As Choi spent the next year and a half drawing the book, I spent that time anxious. Now that its publication was going to be a reality, I dreaded what I thought was to come next with the book's sales and marketing efforts. I thought that all my therapeutic benefits from the book would get undone as the press poked at me with uncomfortable questions and people would say to me all kinds of embarrassing things.
Instead, when the book came out this fall, I was amazed by the magic it brought. I reconnected with old friends who came to hear me speak at some scheduled readings, and I made new friends wherever I went. The vulnerability of my book about love and loss, topics that are dear to us all, allowed others to be vulnerable too, and to share themselves with me and with others. This aspect was most apparent when I was a guest at my friend's book club on the night that the group talked about American Widow, its current book club selection. The women I met were excited about the book, and I loved listening to their thoughts and insights.
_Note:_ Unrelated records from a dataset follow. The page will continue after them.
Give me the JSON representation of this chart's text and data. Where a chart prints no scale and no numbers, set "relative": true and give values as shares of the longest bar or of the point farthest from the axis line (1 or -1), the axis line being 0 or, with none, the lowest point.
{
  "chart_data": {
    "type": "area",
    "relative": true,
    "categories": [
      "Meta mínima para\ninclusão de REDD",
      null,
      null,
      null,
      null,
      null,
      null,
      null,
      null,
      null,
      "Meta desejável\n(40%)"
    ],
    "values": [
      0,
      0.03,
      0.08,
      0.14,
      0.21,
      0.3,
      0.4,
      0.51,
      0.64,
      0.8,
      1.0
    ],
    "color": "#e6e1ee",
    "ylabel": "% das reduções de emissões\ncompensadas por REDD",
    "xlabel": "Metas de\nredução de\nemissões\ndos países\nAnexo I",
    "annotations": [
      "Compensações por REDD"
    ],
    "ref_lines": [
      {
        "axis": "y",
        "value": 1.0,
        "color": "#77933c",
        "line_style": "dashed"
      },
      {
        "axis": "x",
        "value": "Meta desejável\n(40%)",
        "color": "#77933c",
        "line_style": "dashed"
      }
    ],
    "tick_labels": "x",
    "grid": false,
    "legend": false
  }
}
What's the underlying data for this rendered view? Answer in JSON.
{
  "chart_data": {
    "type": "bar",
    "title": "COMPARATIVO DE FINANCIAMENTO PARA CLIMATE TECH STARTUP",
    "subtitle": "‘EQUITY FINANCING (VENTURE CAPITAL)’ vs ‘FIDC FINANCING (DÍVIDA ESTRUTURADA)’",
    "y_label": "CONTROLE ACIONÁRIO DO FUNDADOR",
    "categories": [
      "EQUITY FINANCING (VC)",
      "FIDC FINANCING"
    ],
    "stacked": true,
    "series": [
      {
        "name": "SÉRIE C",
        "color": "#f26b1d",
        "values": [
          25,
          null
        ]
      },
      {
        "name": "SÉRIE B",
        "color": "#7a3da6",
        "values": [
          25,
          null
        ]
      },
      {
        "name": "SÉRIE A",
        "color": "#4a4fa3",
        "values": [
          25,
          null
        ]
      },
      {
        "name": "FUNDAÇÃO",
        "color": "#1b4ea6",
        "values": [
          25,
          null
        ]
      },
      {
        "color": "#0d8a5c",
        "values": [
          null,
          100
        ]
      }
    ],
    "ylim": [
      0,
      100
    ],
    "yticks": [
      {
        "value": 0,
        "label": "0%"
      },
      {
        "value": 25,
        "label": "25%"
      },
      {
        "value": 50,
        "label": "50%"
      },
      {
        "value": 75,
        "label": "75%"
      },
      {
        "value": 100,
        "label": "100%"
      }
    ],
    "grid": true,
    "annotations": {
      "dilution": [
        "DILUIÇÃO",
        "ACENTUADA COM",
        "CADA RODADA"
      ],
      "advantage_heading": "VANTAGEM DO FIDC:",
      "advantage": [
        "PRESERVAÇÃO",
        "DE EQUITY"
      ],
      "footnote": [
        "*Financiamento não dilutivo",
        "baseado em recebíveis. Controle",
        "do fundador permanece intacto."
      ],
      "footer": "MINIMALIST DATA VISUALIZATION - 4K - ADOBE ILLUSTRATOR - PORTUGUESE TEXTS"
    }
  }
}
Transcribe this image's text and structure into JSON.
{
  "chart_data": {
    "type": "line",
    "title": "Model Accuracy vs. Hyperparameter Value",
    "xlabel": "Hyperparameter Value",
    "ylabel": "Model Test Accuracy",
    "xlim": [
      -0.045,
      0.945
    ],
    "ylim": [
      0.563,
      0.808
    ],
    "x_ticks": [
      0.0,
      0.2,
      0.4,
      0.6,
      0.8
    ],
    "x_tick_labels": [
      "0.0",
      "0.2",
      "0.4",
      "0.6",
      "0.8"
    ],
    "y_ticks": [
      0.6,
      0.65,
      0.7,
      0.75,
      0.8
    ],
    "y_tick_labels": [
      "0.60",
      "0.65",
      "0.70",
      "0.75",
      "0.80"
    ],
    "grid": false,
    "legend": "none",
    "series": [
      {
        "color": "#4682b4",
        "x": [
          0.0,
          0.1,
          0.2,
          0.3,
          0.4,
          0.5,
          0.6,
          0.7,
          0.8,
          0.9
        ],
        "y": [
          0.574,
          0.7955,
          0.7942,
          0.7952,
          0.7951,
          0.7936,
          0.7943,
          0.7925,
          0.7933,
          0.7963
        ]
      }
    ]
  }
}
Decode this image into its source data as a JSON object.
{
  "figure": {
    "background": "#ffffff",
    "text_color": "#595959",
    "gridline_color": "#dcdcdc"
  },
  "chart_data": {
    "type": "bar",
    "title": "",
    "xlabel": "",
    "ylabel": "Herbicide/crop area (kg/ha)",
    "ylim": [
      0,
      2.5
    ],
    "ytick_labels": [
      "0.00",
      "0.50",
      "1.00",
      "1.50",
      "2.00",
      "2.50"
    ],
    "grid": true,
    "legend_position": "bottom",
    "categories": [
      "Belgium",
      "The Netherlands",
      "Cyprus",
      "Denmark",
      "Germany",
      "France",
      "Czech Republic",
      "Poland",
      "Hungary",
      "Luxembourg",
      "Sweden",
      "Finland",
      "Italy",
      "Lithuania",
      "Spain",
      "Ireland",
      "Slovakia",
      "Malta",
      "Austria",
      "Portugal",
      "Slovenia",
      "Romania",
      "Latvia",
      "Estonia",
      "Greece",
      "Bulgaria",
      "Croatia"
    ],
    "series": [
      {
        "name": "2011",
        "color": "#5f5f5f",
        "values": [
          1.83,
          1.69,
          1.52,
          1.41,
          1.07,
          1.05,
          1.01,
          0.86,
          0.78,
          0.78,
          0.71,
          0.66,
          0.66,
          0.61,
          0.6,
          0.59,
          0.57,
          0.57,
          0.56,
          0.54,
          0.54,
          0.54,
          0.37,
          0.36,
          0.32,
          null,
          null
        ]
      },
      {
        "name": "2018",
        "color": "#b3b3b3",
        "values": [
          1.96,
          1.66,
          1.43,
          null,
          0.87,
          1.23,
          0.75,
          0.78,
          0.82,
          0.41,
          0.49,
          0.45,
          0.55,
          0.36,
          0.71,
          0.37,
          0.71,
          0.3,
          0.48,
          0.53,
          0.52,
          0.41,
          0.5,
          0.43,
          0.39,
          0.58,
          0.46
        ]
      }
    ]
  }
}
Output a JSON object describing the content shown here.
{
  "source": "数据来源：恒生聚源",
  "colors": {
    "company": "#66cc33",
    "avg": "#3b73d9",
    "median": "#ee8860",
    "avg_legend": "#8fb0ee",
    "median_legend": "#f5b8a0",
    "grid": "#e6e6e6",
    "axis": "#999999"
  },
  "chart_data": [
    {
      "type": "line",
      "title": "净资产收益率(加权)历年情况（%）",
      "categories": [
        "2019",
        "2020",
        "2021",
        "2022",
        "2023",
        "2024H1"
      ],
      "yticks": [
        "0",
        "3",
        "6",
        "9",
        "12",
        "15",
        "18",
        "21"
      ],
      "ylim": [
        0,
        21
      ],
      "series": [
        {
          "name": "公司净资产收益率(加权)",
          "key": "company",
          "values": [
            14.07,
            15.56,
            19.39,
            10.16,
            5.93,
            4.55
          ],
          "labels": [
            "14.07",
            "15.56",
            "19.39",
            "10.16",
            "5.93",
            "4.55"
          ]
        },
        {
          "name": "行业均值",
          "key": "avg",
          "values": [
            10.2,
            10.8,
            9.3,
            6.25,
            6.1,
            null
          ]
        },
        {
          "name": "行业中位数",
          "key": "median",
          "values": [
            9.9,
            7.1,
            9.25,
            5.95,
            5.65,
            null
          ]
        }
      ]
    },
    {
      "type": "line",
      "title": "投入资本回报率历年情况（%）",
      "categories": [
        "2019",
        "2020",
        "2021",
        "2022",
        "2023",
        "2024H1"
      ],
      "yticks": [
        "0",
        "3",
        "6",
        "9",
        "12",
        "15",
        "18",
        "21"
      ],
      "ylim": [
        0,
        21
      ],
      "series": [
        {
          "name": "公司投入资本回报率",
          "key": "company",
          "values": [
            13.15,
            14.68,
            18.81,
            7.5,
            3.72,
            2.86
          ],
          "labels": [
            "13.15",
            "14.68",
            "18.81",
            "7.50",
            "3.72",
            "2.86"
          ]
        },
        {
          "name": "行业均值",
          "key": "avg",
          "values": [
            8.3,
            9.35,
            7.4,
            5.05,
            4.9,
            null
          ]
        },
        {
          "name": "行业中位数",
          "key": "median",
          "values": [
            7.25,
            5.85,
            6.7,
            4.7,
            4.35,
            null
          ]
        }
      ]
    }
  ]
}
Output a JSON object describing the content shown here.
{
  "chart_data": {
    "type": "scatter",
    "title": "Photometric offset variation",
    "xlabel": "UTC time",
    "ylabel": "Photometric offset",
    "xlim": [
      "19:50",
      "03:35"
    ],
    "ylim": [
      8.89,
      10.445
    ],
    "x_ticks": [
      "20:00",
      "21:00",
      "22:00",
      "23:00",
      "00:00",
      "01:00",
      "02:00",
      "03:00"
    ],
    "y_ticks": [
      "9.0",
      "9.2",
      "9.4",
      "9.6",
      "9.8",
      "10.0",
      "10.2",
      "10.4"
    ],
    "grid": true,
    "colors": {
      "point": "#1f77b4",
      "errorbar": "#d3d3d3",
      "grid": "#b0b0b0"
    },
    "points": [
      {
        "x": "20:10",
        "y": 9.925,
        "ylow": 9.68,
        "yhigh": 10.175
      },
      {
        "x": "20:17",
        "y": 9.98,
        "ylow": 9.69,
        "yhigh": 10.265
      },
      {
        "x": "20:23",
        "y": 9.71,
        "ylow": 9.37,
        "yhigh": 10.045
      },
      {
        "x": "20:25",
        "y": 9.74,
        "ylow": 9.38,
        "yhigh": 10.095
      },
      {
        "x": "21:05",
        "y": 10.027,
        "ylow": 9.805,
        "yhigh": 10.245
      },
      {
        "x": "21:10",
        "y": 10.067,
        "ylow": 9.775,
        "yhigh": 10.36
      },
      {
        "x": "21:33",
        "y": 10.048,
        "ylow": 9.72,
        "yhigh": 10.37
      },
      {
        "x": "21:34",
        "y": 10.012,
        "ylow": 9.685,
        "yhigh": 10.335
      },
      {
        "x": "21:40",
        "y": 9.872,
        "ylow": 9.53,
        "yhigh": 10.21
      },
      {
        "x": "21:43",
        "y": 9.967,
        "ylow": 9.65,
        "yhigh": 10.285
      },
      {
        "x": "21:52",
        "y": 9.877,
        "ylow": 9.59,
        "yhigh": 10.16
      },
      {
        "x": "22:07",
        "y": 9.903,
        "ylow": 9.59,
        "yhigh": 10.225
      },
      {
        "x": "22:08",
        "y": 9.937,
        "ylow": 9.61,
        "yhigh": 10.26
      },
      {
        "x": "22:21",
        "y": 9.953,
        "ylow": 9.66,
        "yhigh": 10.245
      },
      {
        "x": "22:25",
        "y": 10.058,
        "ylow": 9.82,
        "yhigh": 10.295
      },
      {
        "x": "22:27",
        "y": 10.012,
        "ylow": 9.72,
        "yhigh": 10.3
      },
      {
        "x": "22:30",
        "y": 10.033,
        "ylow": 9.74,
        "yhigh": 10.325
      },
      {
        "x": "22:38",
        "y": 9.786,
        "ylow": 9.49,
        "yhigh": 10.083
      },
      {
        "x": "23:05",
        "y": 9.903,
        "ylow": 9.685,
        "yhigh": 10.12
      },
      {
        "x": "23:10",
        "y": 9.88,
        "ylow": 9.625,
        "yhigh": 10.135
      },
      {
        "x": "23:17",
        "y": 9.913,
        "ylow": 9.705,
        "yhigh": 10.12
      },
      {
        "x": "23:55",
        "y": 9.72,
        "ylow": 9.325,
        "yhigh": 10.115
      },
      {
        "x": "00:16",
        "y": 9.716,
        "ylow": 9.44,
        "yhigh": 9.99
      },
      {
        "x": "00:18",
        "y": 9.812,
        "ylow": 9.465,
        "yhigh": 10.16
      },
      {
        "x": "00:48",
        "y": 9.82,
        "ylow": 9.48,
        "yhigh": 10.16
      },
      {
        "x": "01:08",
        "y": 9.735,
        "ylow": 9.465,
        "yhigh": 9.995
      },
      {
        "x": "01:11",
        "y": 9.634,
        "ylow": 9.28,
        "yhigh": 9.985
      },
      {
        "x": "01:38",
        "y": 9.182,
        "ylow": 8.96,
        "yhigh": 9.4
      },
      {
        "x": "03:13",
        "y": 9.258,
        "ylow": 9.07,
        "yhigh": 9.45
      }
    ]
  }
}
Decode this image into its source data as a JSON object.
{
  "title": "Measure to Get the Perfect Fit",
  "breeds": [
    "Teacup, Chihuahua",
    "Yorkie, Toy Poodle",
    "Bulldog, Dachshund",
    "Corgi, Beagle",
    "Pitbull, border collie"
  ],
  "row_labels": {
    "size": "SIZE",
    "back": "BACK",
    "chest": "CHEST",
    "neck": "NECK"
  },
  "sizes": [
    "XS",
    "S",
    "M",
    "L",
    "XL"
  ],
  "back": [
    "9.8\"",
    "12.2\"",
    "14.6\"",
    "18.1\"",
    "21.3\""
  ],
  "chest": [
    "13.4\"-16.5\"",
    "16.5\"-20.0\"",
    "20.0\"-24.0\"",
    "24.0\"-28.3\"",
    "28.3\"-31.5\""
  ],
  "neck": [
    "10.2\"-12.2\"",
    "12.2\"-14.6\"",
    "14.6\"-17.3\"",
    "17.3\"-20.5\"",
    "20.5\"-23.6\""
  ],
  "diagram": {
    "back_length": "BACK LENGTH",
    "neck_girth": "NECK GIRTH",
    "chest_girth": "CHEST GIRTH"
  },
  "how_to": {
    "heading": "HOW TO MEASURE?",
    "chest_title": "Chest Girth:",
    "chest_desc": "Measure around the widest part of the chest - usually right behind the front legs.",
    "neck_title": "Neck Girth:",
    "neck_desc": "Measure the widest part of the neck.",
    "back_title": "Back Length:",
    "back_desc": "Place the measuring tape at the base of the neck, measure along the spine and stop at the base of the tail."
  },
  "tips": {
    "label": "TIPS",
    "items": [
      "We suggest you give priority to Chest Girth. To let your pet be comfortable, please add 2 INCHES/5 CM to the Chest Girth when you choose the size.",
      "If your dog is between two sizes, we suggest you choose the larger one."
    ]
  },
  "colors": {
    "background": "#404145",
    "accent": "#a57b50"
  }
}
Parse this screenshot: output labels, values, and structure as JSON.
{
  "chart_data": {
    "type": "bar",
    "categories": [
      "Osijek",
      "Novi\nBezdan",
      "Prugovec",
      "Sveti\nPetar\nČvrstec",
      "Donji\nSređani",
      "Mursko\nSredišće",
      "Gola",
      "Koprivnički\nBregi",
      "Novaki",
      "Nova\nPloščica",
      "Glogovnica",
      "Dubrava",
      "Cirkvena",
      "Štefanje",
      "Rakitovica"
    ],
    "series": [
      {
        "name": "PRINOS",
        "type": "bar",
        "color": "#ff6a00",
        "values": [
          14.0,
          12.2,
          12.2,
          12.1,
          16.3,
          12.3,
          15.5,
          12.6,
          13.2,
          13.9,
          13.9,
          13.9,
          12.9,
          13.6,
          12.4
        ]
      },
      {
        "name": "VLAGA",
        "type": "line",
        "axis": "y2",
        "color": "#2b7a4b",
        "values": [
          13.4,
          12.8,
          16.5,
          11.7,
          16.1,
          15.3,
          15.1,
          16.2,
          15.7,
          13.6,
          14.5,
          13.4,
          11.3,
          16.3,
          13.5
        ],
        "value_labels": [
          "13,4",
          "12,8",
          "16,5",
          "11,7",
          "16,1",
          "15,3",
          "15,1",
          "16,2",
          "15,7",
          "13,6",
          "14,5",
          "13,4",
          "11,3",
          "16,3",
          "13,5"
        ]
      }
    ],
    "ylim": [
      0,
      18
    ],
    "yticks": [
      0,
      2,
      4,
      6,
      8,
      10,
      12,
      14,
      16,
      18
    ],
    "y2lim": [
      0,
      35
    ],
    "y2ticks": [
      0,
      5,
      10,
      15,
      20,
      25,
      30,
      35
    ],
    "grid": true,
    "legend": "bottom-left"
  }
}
I got to see the way my book created a strong intimacy for this group that had not been together long, giving them the running board from which to leap into conversation about things that are so hard yet so meaningful in our lives.
When I decided to write this book I never imagined the process and the result to be so rewarding. I cannot believe that what began as an impulsive statement became something that has become such a wonderful memorial to my husband and a gift to so many readers.